BCCI continues its defiance to Lodha reforms

The Supreme Court had directed the Board to implement the Lodha reforms even as it gave indications to the cricket body it was open to relook some of the issues.

BCCI acting secretary Amitabh Choudhary during the press conference after the SGM of the board in Mumbai on Monday.   -  PTI


The Special General Meeting of the BCCI on Wednesday used the leeway provided by the Supreme Court earlier this week and stuck to its defiant stand in opposing five key reforms suggested by the Lodha Committee and approved by the Court.

Board’s acting secretary Amitabh Choudhary said, “The General Body has identified the areas where there are practical difficulties. The Court had directed the BCCI to list the areas of difficulty in implementation. The Court had used the word impracticality.”

In a resolution that Choudhary termed unanimous, the Board opposed the age, tenure and cooling off restrictions ordered by the Supreme Court. On Monday, the Supreme Court had directed the Board to implement the reforms even as it gave indication that it was open to relook at some issues.

The Board also opposed the Supreme Court order on matters pertaining to membership. “We had already been talking about it under the heading one state one vote. The Board would want the retention of the full membership as it exists,” Choudhary said.

“There are difficulties that would arise from the reduction of the Railways, Services and Universities to associate membership.

“The disqualifications placed on government servants and ministers is also a difficult area because if the Railways has to be represented in the Board, who will represent it. It can’t be anyone other than a government servant or a minister,” he said.

The Board also opposed the distribution of powers and functions of executives set out for the office bearers and the appointed executives. “The constitution of the Apex Council (as ordered by the Court) is a difficult area,” Chaudhary said.

The BCCI was not happy that the Court had ordered the Apex Council to include just one vice-president. “The house felt that the apex council should be expanded keeping in view the size and diversity of the country. It can't cover the entire length and breadth of the country,” Choudhary maintained.

The Board also wanted the Supreme Court to reconsider its order on the constitution of the National selection committee. It wants to revert to the earlier number of five selectors from the current three.

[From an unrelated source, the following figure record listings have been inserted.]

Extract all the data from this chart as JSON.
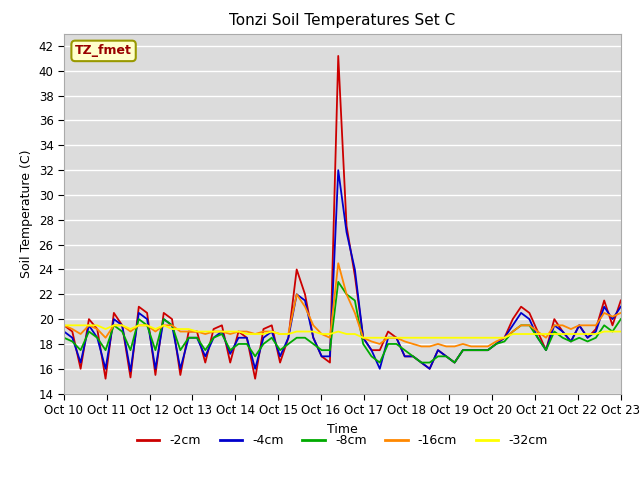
{
  "title": "Tonzi Soil Temperatures Set C",
  "xlabel": "Time",
  "ylabel": "Soil Temperature (C)",
  "ylim": [
    14,
    43
  ],
  "yticks": [
    14,
    16,
    18,
    20,
    22,
    24,
    26,
    28,
    30,
    32,
    34,
    36,
    38,
    40,
    42
  ],
  "xtick_labels": [
    "Oct 10",
    "Oct 11",
    "Oct 12",
    "Oct 13",
    "Oct 14",
    "Oct 15",
    "Oct 16",
    "Oct 17",
    "Oct 18",
    "Oct 19",
    "Oct 20",
    "Oct 21",
    "Oct 22",
    "Oct 23"
  ],
  "legend_entries": [
    "-2cm",
    "-4cm",
    "-8cm",
    "-16cm",
    "-32cm"
  ],
  "legend_colors": [
    "#cc0000",
    "#0000cc",
    "#00aa00",
    "#ff8800",
    "#ffff00"
  ],
  "annotation_label": "TZ_fmet",
  "annotation_color": "#990000",
  "annotation_bg": "#ffffcc",
  "annotation_border": "#999900",
  "background_color": "#dcdcdc",
  "line_colors": [
    "#cc0000",
    "#0000cc",
    "#00aa00",
    "#ff8800",
    "#ffff00"
  ],
  "series": {
    "cm2": [
      19.5,
      19.0,
      16.0,
      20.0,
      19.2,
      15.2,
      20.5,
      19.5,
      15.3,
      21.0,
      20.5,
      15.5,
      20.5,
      20.0,
      15.5,
      19.0,
      19.0,
      16.5,
      19.2,
      19.5,
      16.5,
      19.0,
      18.5,
      15.2,
      19.2,
      19.5,
      16.5,
      18.5,
      24.0,
      22.0,
      18.5,
      17.0,
      16.5,
      41.2,
      27.5,
      23.5,
      18.5,
      17.5,
      17.5,
      19.0,
      18.5,
      17.0,
      17.0,
      16.5,
      16.0,
      17.5,
      17.0,
      16.5,
      17.5,
      17.5,
      17.5,
      17.5,
      18.0,
      18.5,
      20.0,
      21.0,
      20.5,
      19.0,
      17.5,
      20.0,
      19.0,
      18.2,
      19.5,
      18.5,
      19.2,
      21.5,
      19.5,
      21.5
    ],
    "cm4": [
      19.0,
      18.5,
      16.5,
      19.5,
      18.5,
      16.0,
      20.0,
      19.5,
      15.8,
      20.5,
      20.0,
      16.0,
      20.0,
      19.5,
      16.0,
      18.5,
      18.5,
      17.0,
      18.5,
      19.0,
      17.2,
      18.5,
      18.5,
      16.0,
      18.5,
      19.0,
      17.0,
      18.5,
      22.0,
      21.5,
      18.5,
      17.0,
      17.0,
      32.0,
      27.0,
      24.0,
      18.5,
      17.5,
      16.0,
      18.5,
      18.5,
      17.0,
      17.0,
      16.5,
      16.0,
      17.5,
      17.0,
      16.5,
      17.5,
      17.5,
      17.5,
      17.5,
      18.0,
      18.5,
      19.5,
      20.5,
      20.0,
      18.5,
      17.5,
      19.5,
      19.0,
      18.2,
      19.5,
      18.5,
      19.0,
      21.0,
      20.0,
      21.0
    ],
    "cm8": [
      18.5,
      18.2,
      17.5,
      19.0,
      18.5,
      17.5,
      19.5,
      19.0,
      17.5,
      20.0,
      19.5,
      17.5,
      20.0,
      19.5,
      17.5,
      18.5,
      18.5,
      17.5,
      18.5,
      18.8,
      17.5,
      18.0,
      18.0,
      17.0,
      18.0,
      18.5,
      17.5,
      18.0,
      18.5,
      18.5,
      18.0,
      17.5,
      17.5,
      23.0,
      22.0,
      21.5,
      18.0,
      17.0,
      16.5,
      18.0,
      18.0,
      17.5,
      17.0,
      16.5,
      16.5,
      17.0,
      17.0,
      16.5,
      17.5,
      17.5,
      17.5,
      17.5,
      18.0,
      18.2,
      19.0,
      19.5,
      19.5,
      18.5,
      17.5,
      19.0,
      18.5,
      18.2,
      18.5,
      18.2,
      18.5,
      19.5,
      19.0,
      20.0
    ],
    "cm16": [
      19.5,
      19.2,
      18.8,
      19.5,
      19.2,
      18.5,
      19.5,
      19.5,
      19.0,
      19.5,
      19.5,
      19.0,
      19.5,
      19.5,
      19.0,
      19.0,
      19.0,
      18.8,
      19.0,
      19.0,
      18.8,
      19.0,
      19.0,
      18.8,
      19.0,
      19.0,
      18.8,
      18.8,
      22.0,
      21.0,
      19.5,
      18.8,
      18.5,
      24.5,
      22.0,
      20.5,
      18.5,
      18.2,
      18.0,
      18.5,
      18.5,
      18.2,
      18.0,
      17.8,
      17.8,
      18.0,
      17.8,
      17.8,
      18.0,
      17.8,
      17.8,
      17.8,
      18.2,
      18.5,
      19.0,
      19.5,
      19.5,
      19.0,
      18.5,
      19.5,
      19.5,
      19.2,
      19.5,
      19.5,
      19.5,
      20.5,
      20.2,
      20.5
    ],
    "cm32": [
      19.5,
      19.5,
      19.5,
      19.5,
      19.5,
      19.2,
      19.5,
      19.5,
      19.2,
      19.5,
      19.5,
      19.2,
      19.5,
      19.2,
      19.2,
      19.2,
      19.0,
      19.0,
      19.0,
      19.0,
      19.0,
      19.0,
      18.8,
      18.8,
      18.8,
      19.0,
      18.8,
      18.8,
      19.0,
      19.0,
      19.0,
      18.8,
      18.8,
      19.0,
      18.8,
      18.8,
      18.5,
      18.5,
      18.5,
      18.5,
      18.5,
      18.5,
      18.5,
      18.5,
      18.5,
      18.5,
      18.5,
      18.5,
      18.5,
      18.5,
      18.5,
      18.5,
      18.5,
      18.5,
      18.8,
      18.8,
      18.8,
      18.8,
      18.8,
      18.8,
      18.8,
      18.8,
      18.8,
      18.8,
      18.8,
      19.0,
      19.0,
      19.0
    ]
  }
}
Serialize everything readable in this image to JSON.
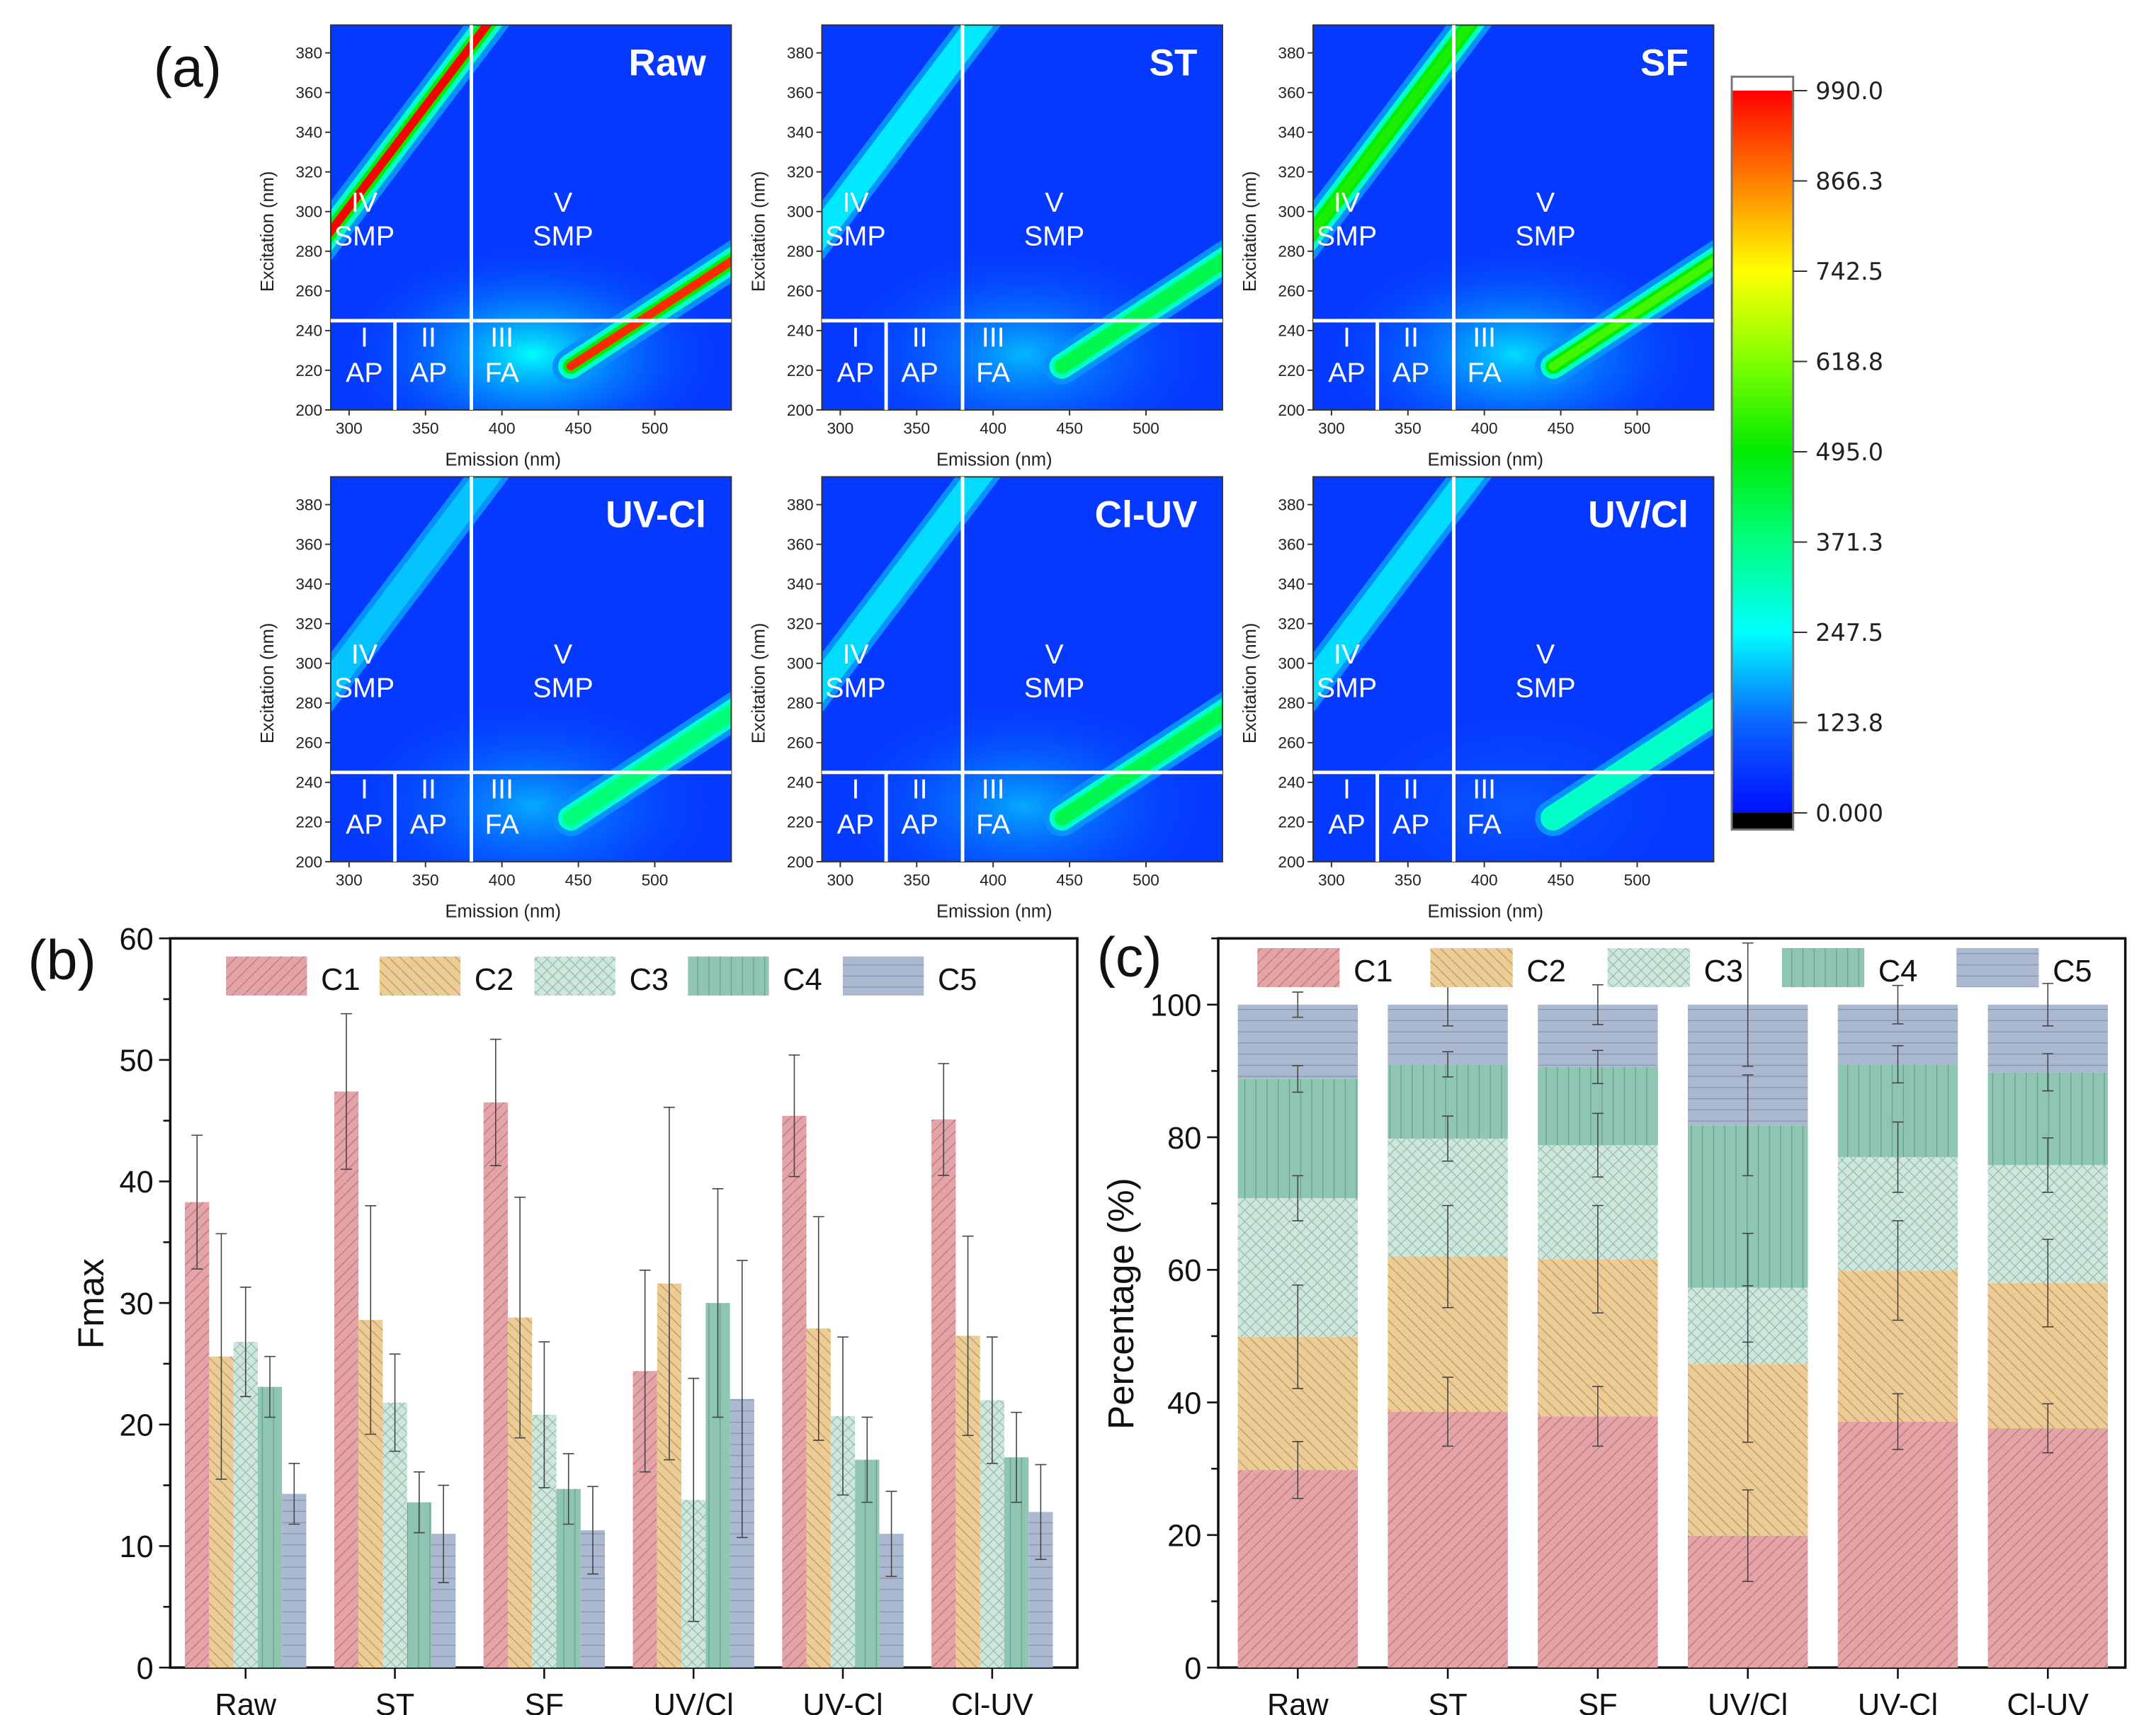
{
  "panel_labels": {
    "a": "(a)",
    "b": "(b)",
    "c": "(c)"
  },
  "chart_data": [
    {
      "type": "heatmap",
      "id": "eem",
      "xlabel": "Emission (nm)",
      "ylabel": "Excitation (nm)",
      "xlim": [
        288,
        550
      ],
      "ylim": [
        200,
        394
      ],
      "xticks": [
        300,
        350,
        400,
        450,
        500
      ],
      "yticks": [
        200,
        220,
        240,
        260,
        280,
        300,
        320,
        340,
        360,
        380
      ],
      "region_boundaries": {
        "em_split_low": 330,
        "em_split": 380,
        "ex_split": 245
      },
      "regions": [
        {
          "num": "I",
          "name": "AP"
        },
        {
          "num": "II",
          "name": "AP"
        },
        {
          "num": "III",
          "name": "FA"
        },
        {
          "num": "IV",
          "name": "SMP"
        },
        {
          "num": "V",
          "name": "SMP"
        }
      ],
      "panels": [
        {
          "title": "Raw",
          "rayleigh_intensity": 990,
          "second_order_intensity": 950,
          "background_glow": 250
        },
        {
          "title": "ST",
          "rayleigh_intensity": 230,
          "second_order_intensity": 420,
          "background_glow": 190
        },
        {
          "title": "SF",
          "rayleigh_intensity": 520,
          "second_order_intensity": 560,
          "background_glow": 220
        },
        {
          "title": "UV-Cl",
          "rayleigh_intensity": 200,
          "second_order_intensity": 380,
          "background_glow": 180
        },
        {
          "title": "Cl-UV",
          "rayleigh_intensity": 220,
          "second_order_intensity": 420,
          "background_glow": 180
        },
        {
          "title": "UV/Cl",
          "rayleigh_intensity": 220,
          "second_order_intensity": 300,
          "background_glow": 110
        }
      ],
      "colorbar": {
        "range": [
          0,
          990
        ],
        "ticks": [
          "990.0",
          "866.3",
          "742.5",
          "618.8",
          "495.0",
          "371.3",
          "247.5",
          "123.8",
          "0.000"
        ]
      }
    },
    {
      "type": "bar",
      "id": "fmax",
      "ylabel": "Fmax",
      "xlabel": "",
      "ylim": [
        0,
        60
      ],
      "yticks": [
        "0",
        "10",
        "20",
        "30",
        "40",
        "50",
        "60"
      ],
      "categories": [
        "Raw",
        "ST",
        "SF",
        "UV/Cl",
        "UV-Cl",
        "Cl-UV"
      ],
      "legend": "top",
      "series": [
        {
          "name": "C1",
          "color": "#e3a3a7",
          "values": [
            38.3,
            47.4,
            46.5,
            24.4,
            45.4,
            45.1
          ],
          "errors": [
            5.5,
            6.4,
            5.2,
            8.3,
            5.0,
            4.6
          ]
        },
        {
          "name": "C2",
          "color": "#edcb95",
          "values": [
            25.6,
            28.6,
            28.8,
            31.6,
            27.9,
            27.3
          ],
          "errors": [
            10.1,
            9.4,
            9.9,
            14.5,
            9.2,
            8.2
          ]
        },
        {
          "name": "C3",
          "color": "#cde7dd",
          "values": [
            26.8,
            21.8,
            20.8,
            13.8,
            20.7,
            22.0
          ],
          "errors": [
            4.5,
            4.0,
            6.0,
            10.0,
            6.5,
            5.2
          ]
        },
        {
          "name": "C4",
          "color": "#8fc6b1",
          "values": [
            23.1,
            13.6,
            14.7,
            30.0,
            17.1,
            17.3
          ],
          "errors": [
            2.5,
            2.5,
            2.9,
            9.4,
            3.5,
            3.7
          ]
        },
        {
          "name": "C5",
          "color": "#abb9d0",
          "values": [
            14.3,
            11.0,
            11.3,
            22.1,
            11.0,
            12.8
          ],
          "errors": [
            2.5,
            4.0,
            3.6,
            11.4,
            3.5,
            3.9
          ]
        }
      ]
    },
    {
      "type": "bar",
      "stacked": true,
      "id": "percentage",
      "ylabel": "Percentage (%)",
      "xlabel": "",
      "ylim": [
        0,
        110
      ],
      "yticks": [
        "0",
        "20",
        "40",
        "60",
        "80",
        "100"
      ],
      "categories": [
        "Raw",
        "ST",
        "SF",
        "UV/Cl",
        "UV-Cl",
        "Cl-UV"
      ],
      "legend": "top",
      "series": [
        {
          "name": "C1",
          "color": "#e3a3a7",
          "values": [
            29.8,
            38.6,
            37.9,
            19.9,
            37.1,
            36.1
          ],
          "errors": [
            4.3,
            5.2,
            4.5,
            6.9,
            4.2,
            3.7
          ]
        },
        {
          "name": "C2",
          "color": "#edcb95",
          "values": [
            20.1,
            23.4,
            23.7,
            25.9,
            22.8,
            21.9
          ],
          "errors": [
            7.8,
            7.7,
            8.1,
            11.8,
            7.5,
            6.6
          ]
        },
        {
          "name": "C3",
          "color": "#cde7dd",
          "values": [
            20.9,
            17.8,
            17.2,
            11.5,
            17.1,
            17.8
          ],
          "errors": [
            3.4,
            3.4,
            4.8,
            8.2,
            5.3,
            4.1
          ]
        },
        {
          "name": "C4",
          "color": "#8fc6b1",
          "values": [
            18.0,
            11.2,
            11.8,
            24.5,
            14.0,
            14.0
          ],
          "errors": [
            2.0,
            1.9,
            2.5,
            7.6,
            2.8,
            2.8
          ]
        },
        {
          "name": "C5",
          "color": "#abb9d0",
          "values": [
            11.2,
            9.0,
            9.4,
            18.2,
            9.0,
            10.2
          ],
          "errors": [
            1.9,
            3.2,
            3.0,
            9.3,
            2.9,
            3.2
          ]
        }
      ]
    }
  ]
}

On the much-debated issue of conflict of interest, Choudhary said, “There was a minor difficulty. Definition of friends or associates is not clear. Then there was also the issue of vexatious complains. So what the house wants is that these rectifications can be made.

"The unanimous resolution will go in the form of a submission to the Supreme Court. Everything other than what I have read out has been adopted,” Choudhary concluded.